Question

The line passing through point of intersection of \(3x + 4y = 1\) and \(4x + 3y = 1\) intersects axes at P and Q, then locus of midpoint of PQ is

• A. \(\frac{1}{x} + \frac{1}{y} = 14\)
• B. \(\frac{3}{x} + \frac{4}{y} = 14\)
• C. \(\frac{4}{x} + \frac{3}{y} = 14\)
• D. \(x + y = 14\)

Answer 1

The Correct Option is A

Step 1: Understanding the Concept:
First, find the point of intersection of the two given lines. Any line passing through this point can be represented in the intercept form \(\frac{x}{a} + \frac{y}{b} = 1\). The midpoint of the intercepts \(P(a,0)\) and \(Q(0,b)\) is \((h, k) = (a/2, b/2)\). We then find the relationship between \(h\) and \(k\).

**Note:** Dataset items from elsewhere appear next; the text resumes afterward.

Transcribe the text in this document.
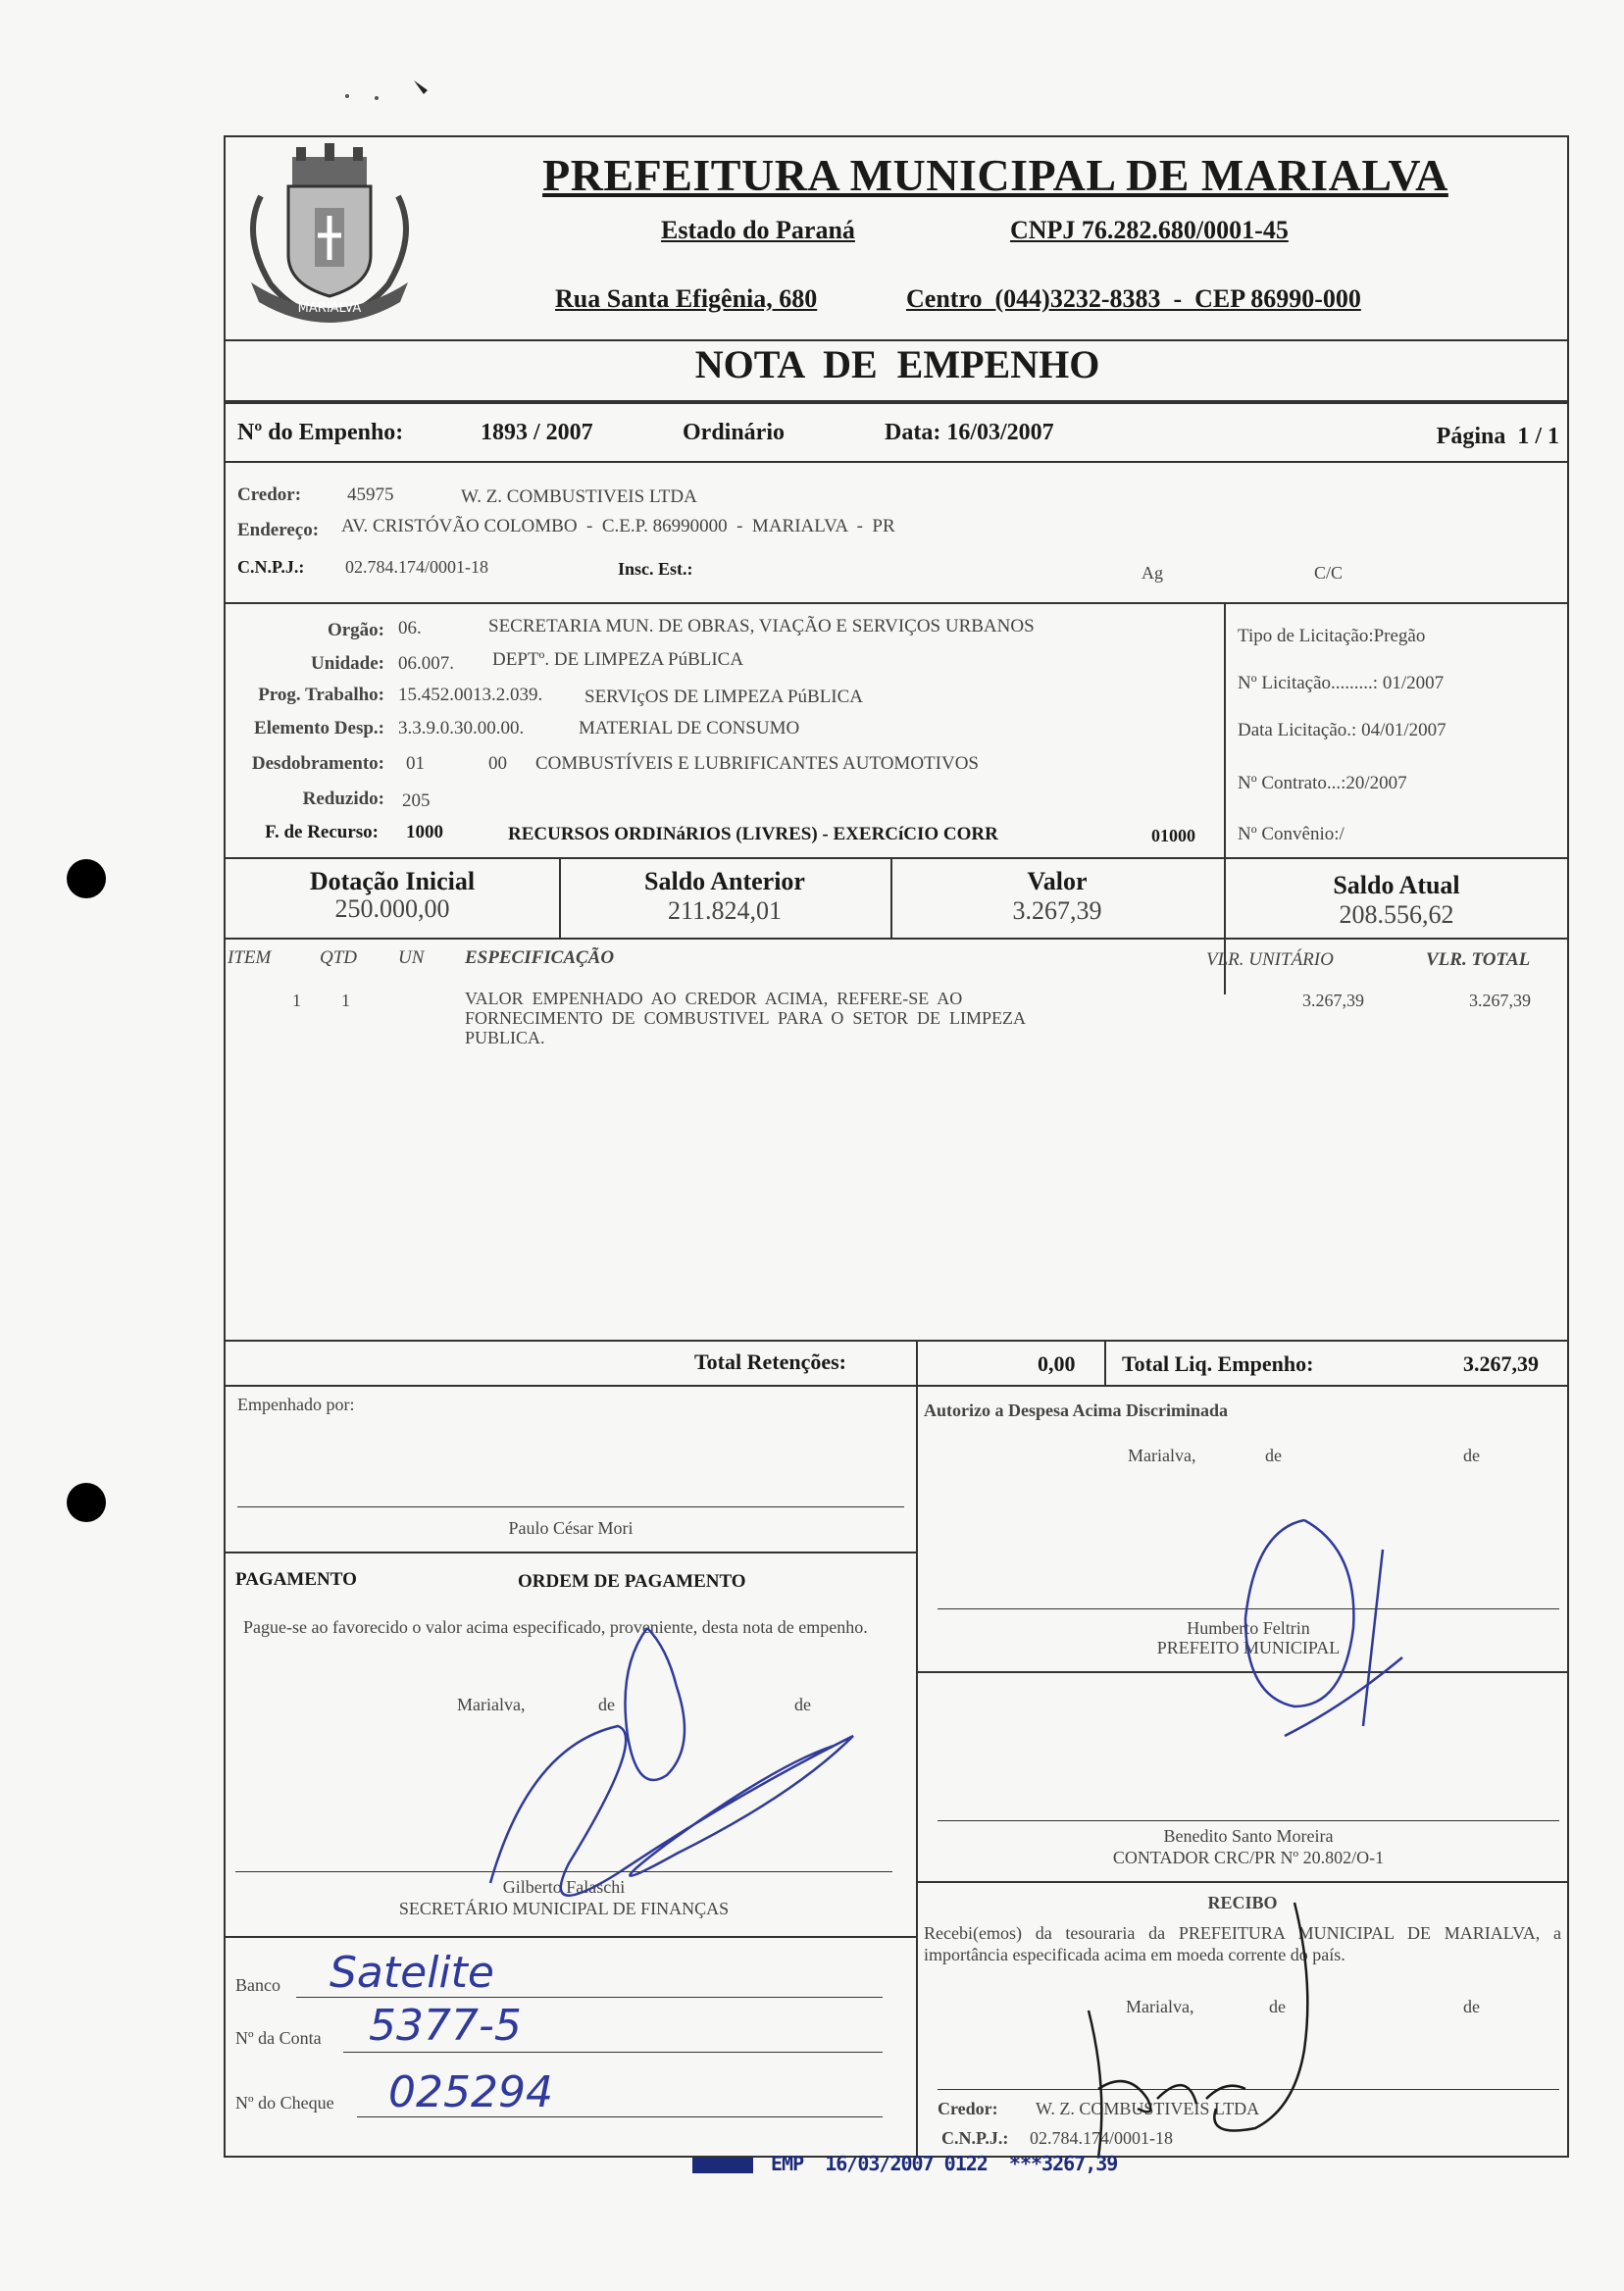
MARIALVA
PREFEITURA MUNICIPAL DE MARIALVA
Estado do Paraná	CNPJ 76.282.680/0001-45
Rua Santa Efigênia, 680	Centro  (044)3232-8383  -  CEP 86990-000
NOTA  DE  EMPENHO
Nº do Empenho:	1893 / 2007	Ordinário	Data: 16/03/2007	Página  1 / 1
Credor: 45975	W. Z. COMBUSTIVEIS LTDA
Endereço: AV. CRISTÓVÃO COLOMBO  -  C.E.P. 86990000  -  MARIALVA  -  PR
C.N.P.J.: 02.784.174/0001-18	Insc. Est.:	Ag	C/C
Orgão: 06.	SECRETARIA MUN. DE OBRAS, VIAÇÃO E SERVIÇOS URBANOS
Unidade: 06.007. DEPTº. DE LIMPEZA PúBLICA
Prog. Trabalho: 15.452.0013.2.039. SERVIçOS DE LIMPEZA PúBLICA
Elemento Desp.: 3.3.9.0.30.00.00.	MATERIAL DE CONSUMO
Desdobramento: 01	00 COMBUSTÍVEIS E LUBRIFICANTES AUTOMOTIVOS
Reduzido: 205
F. de Recurso: 1000	RECURSOS ORDINáRIOS (LIVRES) - EXERCíCIO CORR	01000
Tipo de Licitação:Pregão
Nº Licitação.........: 01/2007
Data Licitação.: 04/01/2007
Nº Contrato...:20/2007
Nº Convênio:/
Dotação Inicial
250.000,00
Saldo Anterior
211.824,01
Valor
3.267,39
Saldo Atual
208.556,62
ITEM	QTD UN ESPECIFICAÇÃO	VLR. UNITÁRIO	VLR. TOTAL
1 1	VALOR  EMPENHADO  AO  CREDOR  ACIMA,  REFERE-SE  AO
FORNECIMENTO  DE  COMBUSTIVEL  PARA  O  SETOR  DE  LIMPEZA
PUBLICA.
3.267,39	3.267,39
Total Retenções:	0,00 Total Liq. Empenho:	3.267,39
Empenhado por:
Paulo César Mori
PAGAMENTO	ORDEM DE PAGAMENTO
Pague-se ao favorecido o valor acima especificado, proveniente, desta nota de empenho.
Marialva,	de	de
Gilberto Falaschi
SECRETÁRIO MUNICIPAL DE FINANÇAS
Banco Satelite
Nº da Conta 5377-5
Nº do Cheque 025294
Autorizo a Despesa Acima Discriminada
Marialva,	de	de
Humberto Feltrin
PREFEITO MUNICIPAL
Benedito Santo Moreira
CONTADOR CRC/PR Nº 20.802/O-1
RECIBO
Recebi(emos) da tesouraria da PREFEITURA MUNICIPAL DE MARIALVA, a importância especificada acima em moeda corrente do país.
Marialva,	de	de
Credor: W. Z. COMBUSTIVEIS LTDA
C.N.P.J.: 02.784.174/0001-18
EMP  16/03/2007 0122  ***3267,39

Step 2: Key Formula or Approach:
1. Solve \(3x + 4y = 1\) and \(4x + 3y = 1\). By symmetry or subtraction: \(x - y = 0 \implies x = y\). Substitute into the first: \(7x = 1 \implies x = 1/7, y = 1/7\). The intersection point is \((1/7, 1/7)\). 2. Line through \((1/7, 1/7)\) in intercept form: \(\frac{1/7}{a} + \frac{1/7}{b} = 1\).

Step 3: Detailed Explanation:
1. From the intercept form equation: \[ \frac{1}{7a} + \frac{1}{7b} = 1 \implies \frac{1}{a} + \frac{1}{b} = 7 \] 2. Let the midpoint of \(PQ\) be \((x, y)\). Then \(a = 2x\) and \(b = 2y\). 3. Substitute these into the equation: \[ \frac{1}{2x} + \frac{1}{2y} = 7 \] 4. Multiply by 2: \[ \frac{1}{x} + \frac{1}{y} = 14 \]

Step 4: Final Answer:
The locus of the midpoint is \(\frac{1}{x} + \frac{1}{y} = 14\).